Because it relies on the visuals from old TV shows rather than (perhaps rare?) radio recordings (which may not even exist), it's not much emphasized that Molly Goldberg on radio actually went all the way back to 1929 (Gertrude Berg was born in 1998 and died in 1966). It's claimed that she did the first effective radio advertising, writing her own ads, notably for Sanka coffee. She also sold War Bonds. Her creation throughout its long run boldly provided, in an age of anti-Semitism, a relatively realistic and respectful, if gently comic, version of Jewish New York immigrant life shipped out to be consumed in the American heartland. What effect this had on Middle American thinking is not chronicled, though Ms. Berg's biographer, interestingly, is a young southern WASP type, Glenn D. Smith, who provides much detail of the life. His book is called "Something on My Own": Gertrude Berg and American Broadcasting, 1929-1956. The radio show, also interestingly, was originally called "The Rise of the Goldbergs." What is clear is that out-the-window air-shaft shouted "Yoo hoos" (the way of calling out to people, now old-fashioned) represent the interconnectedness of Brooklyn apartment dwellers in those days who hung out their windows and visited with one another on a day-to-day basis. Molly is always in an apron and always cooking. Yet women in the film remember her as a "feminist" figure because she was strong.

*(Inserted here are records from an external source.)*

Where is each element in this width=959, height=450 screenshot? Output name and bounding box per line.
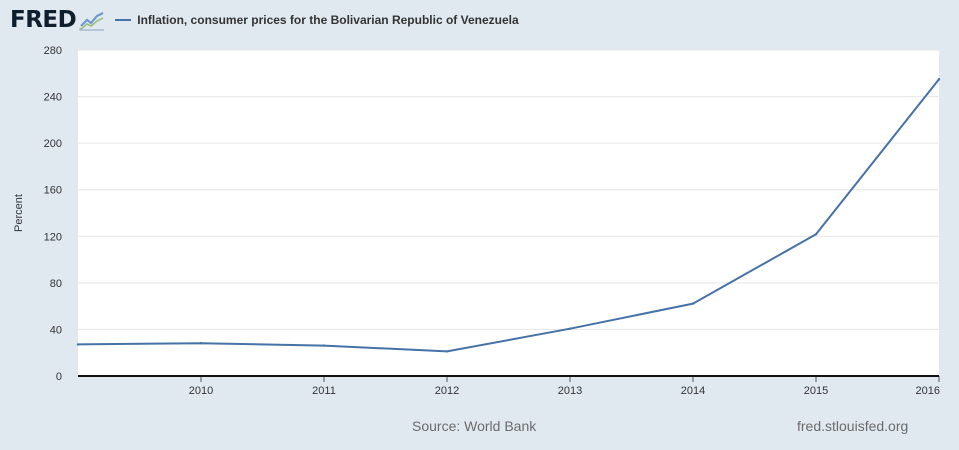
gridlines (78, 49, 939, 330)
source-note: Source: World Bank (412, 418, 537, 434)
plot-area (78, 50, 939, 376)
line-graph-icon (79, 11, 106, 31)
y-tick-label: 80 (50, 278, 62, 290)
data-point[interactable] (937, 78, 941, 81)
data-point[interactable] (568, 327, 572, 330)
x-tick-label: 2011 (312, 385, 336, 397)
x-tick-label: 2013 (558, 385, 582, 397)
y-tick-label: 160 (44, 185, 62, 197)
y-tick-label: 280 (44, 45, 62, 57)
y-axis-title: Percent (13, 194, 25, 232)
data-point[interactable] (76, 343, 80, 346)
data-point[interactable] (322, 344, 326, 347)
fred-logo-text: FRED (10, 7, 77, 33)
data-point[interactable] (814, 233, 818, 236)
axes (78, 375, 940, 382)
y-tick-label: 240 (44, 92, 62, 104)
fred-url-link[interactable]: fred.stlouisfed.org (797, 418, 909, 434)
data-point[interactable] (445, 350, 449, 353)
y-tick-label: 200 (44, 138, 62, 150)
series-line[interactable] (77, 78, 940, 353)
x-tick-label: 2010 (189, 385, 213, 397)
y-tick-label: 0 (56, 371, 62, 383)
header: FRED Inflation, consumer prices for the … (10, 6, 519, 34)
y-tick-label: 120 (44, 231, 62, 243)
legend-label: Inflation, consumer prices for the Boliv… (137, 13, 519, 27)
chart-legend: Inflation, consumer prices for the Boliv… (115, 13, 519, 27)
x-tick-label: 2015 (804, 385, 828, 397)
series-layer (76, 78, 941, 353)
x-tick-label: 2012 (435, 385, 459, 397)
tick-labels: 0 40 80 120 160 200 240 280 2010 2011 2012 2013 2014… (13, 45, 940, 397)
y-tick-label: 40 (50, 324, 62, 336)
legend-swatch (115, 19, 132, 21)
x-tick-label: 2016 (916, 385, 940, 397)
data-point[interactable] (199, 341, 203, 345)
data-point[interactable] (691, 302, 695, 305)
fred-logo[interactable]: FRED (10, 7, 106, 33)
x-tick-label: 2014 (681, 385, 705, 397)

The idyllic state of a Jewish family included in pop mainstream American Fifties (and earlier) culture was to hit a terrible snag when McCarthy ad the Red Baiting era came along. Philip Loeb, who played Mr. Goldberg, was a media union activist involved in multiple liberal causes. He was blacklisted and CBS shut down the show when Gertrude Berg refused to replace him. (She later relented and the series got two other Mr. Goldbergs.) The show had a more than year-long hiatus. Loeb committed suicide, and Zero Mostel (himself a blacklisted artist) played a version of the destroyed Loeb in Martin Ritt's 1976 movie, The Front. Neither Gertrude Berg nor Molly Goldberg was quite the same after this. And as a famous Edward R. Murrow "Person to Person" TV interview stresses, the difference between Molly and Gertrude was hard to draw since the writer/actress spent more hours of the day being Molly than being Gertrude Berg. And her real name was Tillie Edelstein and her family and close friends always called her Tillie. The lovable Jewish earth mother's own mother, depressed from the death of a younger son, was cold and withdrawn: "Molly" was a hopeful fantasy (though late-Fifties TV was rich in some high culture and realism such as Playhouse 90, which gave live presentations of versions of Hemingway and Faulkner, William Saroyan and Clifford Odets).

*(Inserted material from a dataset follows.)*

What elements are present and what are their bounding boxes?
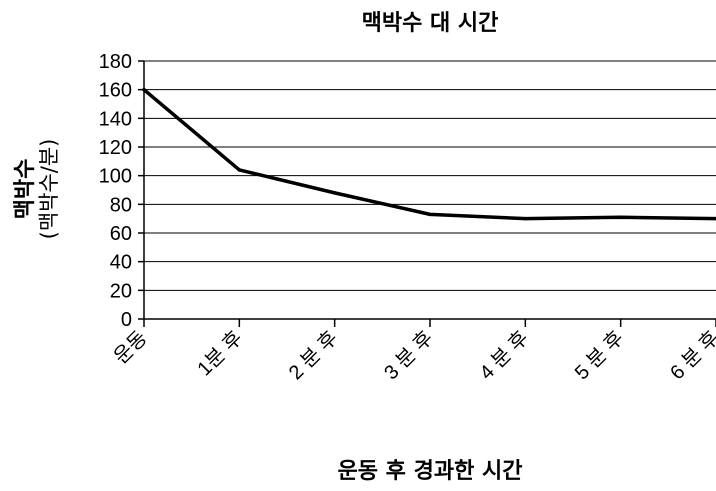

During the Mrs. Goldberg hiatus time Lucille Ball began "I Love Lucy" and Ball took over the reigning iconic-TV-woman role. When "Mrs. Goldberg" folded Berg triumphed on Broadway in A Majority of One (1959), a comedy about a Jewish widow involved in a romance with a Japanese millionaire. She, director Dore Schary, and co-star Sir Cedric Hardwicke swept the Tony Awards. Berg was devastated when Rosalind Russell was chosen over her for the movie version, and she was reduced to touring plays and summer stock thereafter and ultimately died, the narrator says, of overwork.

This affectionate and nostalgic documentary is full of information but could use more analysis. Some of its talking heads, which include Supreme Court Jutice Ruth Bader Ginzberg, indulge in numbingly vague and euphoric recall. Somehow both the magic and the shortcomings of "Molly Goldberg" and Gertrude Berg don't emerge as clearly as they might.